Ruler and compasses may be used in this question. All construction lines and arcs must be clearly shown and be of sufficient length and clarity to permit assessment.
- Construct a ΔABC, in which BC = 6 cm, AB = 9 cm and angle ABC = 60°.
- Construct the locus of all points inside triangle ABC, which are equidistant from B and C.
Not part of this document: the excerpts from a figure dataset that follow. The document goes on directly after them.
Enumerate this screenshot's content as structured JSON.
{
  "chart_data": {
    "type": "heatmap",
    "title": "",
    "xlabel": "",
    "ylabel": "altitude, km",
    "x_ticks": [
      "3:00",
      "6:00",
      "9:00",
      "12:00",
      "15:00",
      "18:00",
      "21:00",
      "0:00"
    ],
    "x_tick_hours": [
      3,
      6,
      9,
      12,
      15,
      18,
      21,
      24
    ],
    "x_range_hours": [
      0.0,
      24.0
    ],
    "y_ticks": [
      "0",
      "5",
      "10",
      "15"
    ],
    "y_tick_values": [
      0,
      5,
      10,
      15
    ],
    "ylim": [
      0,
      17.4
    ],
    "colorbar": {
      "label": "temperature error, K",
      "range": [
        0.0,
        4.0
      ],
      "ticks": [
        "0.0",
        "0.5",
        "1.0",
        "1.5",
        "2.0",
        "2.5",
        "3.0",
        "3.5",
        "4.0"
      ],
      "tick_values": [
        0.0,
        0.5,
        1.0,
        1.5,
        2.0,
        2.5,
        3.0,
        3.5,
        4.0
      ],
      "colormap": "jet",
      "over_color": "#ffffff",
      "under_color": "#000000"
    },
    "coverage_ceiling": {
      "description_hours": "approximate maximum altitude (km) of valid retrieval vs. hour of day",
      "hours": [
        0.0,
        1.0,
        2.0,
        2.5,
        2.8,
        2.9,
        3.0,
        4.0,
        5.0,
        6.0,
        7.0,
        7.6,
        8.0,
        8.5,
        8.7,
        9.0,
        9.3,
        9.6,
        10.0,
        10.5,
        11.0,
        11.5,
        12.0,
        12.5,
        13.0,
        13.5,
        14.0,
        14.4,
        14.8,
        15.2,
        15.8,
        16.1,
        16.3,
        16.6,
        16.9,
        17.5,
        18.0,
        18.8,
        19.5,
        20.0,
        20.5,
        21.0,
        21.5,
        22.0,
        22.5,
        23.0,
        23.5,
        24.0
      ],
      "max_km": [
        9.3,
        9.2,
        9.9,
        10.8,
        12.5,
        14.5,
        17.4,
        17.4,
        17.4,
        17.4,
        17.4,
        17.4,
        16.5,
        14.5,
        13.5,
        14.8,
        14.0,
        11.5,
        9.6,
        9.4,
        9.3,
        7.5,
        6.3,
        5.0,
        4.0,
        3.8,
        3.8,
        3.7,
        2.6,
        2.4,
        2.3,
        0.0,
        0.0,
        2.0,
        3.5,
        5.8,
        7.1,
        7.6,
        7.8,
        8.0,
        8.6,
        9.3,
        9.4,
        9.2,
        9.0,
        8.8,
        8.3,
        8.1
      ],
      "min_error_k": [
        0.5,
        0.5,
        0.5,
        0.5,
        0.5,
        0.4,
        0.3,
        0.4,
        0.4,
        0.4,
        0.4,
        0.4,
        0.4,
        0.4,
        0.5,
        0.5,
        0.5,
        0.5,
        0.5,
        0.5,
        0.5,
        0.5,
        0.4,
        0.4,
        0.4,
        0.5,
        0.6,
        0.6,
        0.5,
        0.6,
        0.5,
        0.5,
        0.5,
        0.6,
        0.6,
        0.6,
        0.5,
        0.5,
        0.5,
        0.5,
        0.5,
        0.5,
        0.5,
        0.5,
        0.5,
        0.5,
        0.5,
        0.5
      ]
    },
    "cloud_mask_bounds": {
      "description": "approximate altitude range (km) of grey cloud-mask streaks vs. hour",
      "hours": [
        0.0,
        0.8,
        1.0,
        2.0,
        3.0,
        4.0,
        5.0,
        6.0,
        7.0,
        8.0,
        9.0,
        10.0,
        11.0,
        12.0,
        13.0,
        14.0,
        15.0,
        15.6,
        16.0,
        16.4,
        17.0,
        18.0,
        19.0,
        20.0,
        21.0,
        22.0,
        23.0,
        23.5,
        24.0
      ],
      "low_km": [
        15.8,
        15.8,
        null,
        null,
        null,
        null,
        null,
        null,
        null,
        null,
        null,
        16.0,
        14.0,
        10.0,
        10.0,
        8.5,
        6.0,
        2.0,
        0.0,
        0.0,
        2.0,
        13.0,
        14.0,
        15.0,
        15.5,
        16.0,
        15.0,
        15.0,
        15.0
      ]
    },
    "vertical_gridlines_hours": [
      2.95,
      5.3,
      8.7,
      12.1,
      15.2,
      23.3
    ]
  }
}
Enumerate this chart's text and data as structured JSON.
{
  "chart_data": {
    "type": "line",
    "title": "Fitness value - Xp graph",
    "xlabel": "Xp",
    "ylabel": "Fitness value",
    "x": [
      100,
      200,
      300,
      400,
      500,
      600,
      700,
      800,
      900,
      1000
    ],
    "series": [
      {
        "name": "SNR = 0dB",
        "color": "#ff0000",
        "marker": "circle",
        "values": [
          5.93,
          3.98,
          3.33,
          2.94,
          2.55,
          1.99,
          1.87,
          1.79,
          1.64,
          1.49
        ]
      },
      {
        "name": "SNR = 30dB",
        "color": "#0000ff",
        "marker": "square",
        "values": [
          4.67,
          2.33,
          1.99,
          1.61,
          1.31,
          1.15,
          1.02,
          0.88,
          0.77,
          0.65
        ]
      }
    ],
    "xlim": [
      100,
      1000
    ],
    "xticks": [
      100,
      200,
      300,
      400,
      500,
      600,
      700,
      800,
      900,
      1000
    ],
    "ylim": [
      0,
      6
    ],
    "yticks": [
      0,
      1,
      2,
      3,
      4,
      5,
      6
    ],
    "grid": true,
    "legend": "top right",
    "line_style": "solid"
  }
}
- Construct the locus of the vertices of the triangles with BC as base and which are equal in area to triangle ABC.
- Mark the point Q, in your construction, which would make ΔQBC equal in area to ΔABC, and isosceles.
- Measure and record the length of CQ.
Construct an isosceles triangle ABC such that AB = 6 cm, BC = AC = 4 cm. Bisect ∠C internally and mark a point P on this bisector such that CP = 5 cm. Find the points Q and R which are 5 cm from P and also 5 cm from the line AB.
Two straight roads AB and CD cross each other at Pat an angle of 75° . X is a stone on the road AB, 800m from P towards B. BY taking an appropriate scale draw a figure to locate the position of a pole, which is equidistant from P and X, and is also equidistant from the roads.
Without using set squares or protractor, construct a quadrilateral ABCD in which ∠ BAD = 45°, AD = AB = 6 cm, BC= 3.6 cm and CD=5 cm. Locate the point P on BD which is equidistant from BC and CD.
Construct a rhombus ABCD with sides of length 5 cm and diagonal AC of length 6 cm. Measure ∠ ABC. Find the point R on AD such that RB = RC. Measure the length of AR.
In Δ PQR, s is a point on PR such that ∠ PQS = ∠ RQS . Prove thats is equidistant from PQ and QR.
Draw and describe the lorus in the following cases:
The Iocus of the mid-points of all parallel chords of a circle.
Use ruler and compasses only for this question. Draw a circle of radius 4 cm and mark two chords, AB and AC, of the circle of length 6 cm and 5 cm respectively.
- Construct the locus of points, inside the circle, that are equidistant from A and C. Prove your construction.
- Construct the locus of points, inside the circle, that are equidistant from AB and AC.
Given ∠BAC (Fig), determine the locus of a point which lies in the interior of ∠BAC and equidistant from two lines AB and AC.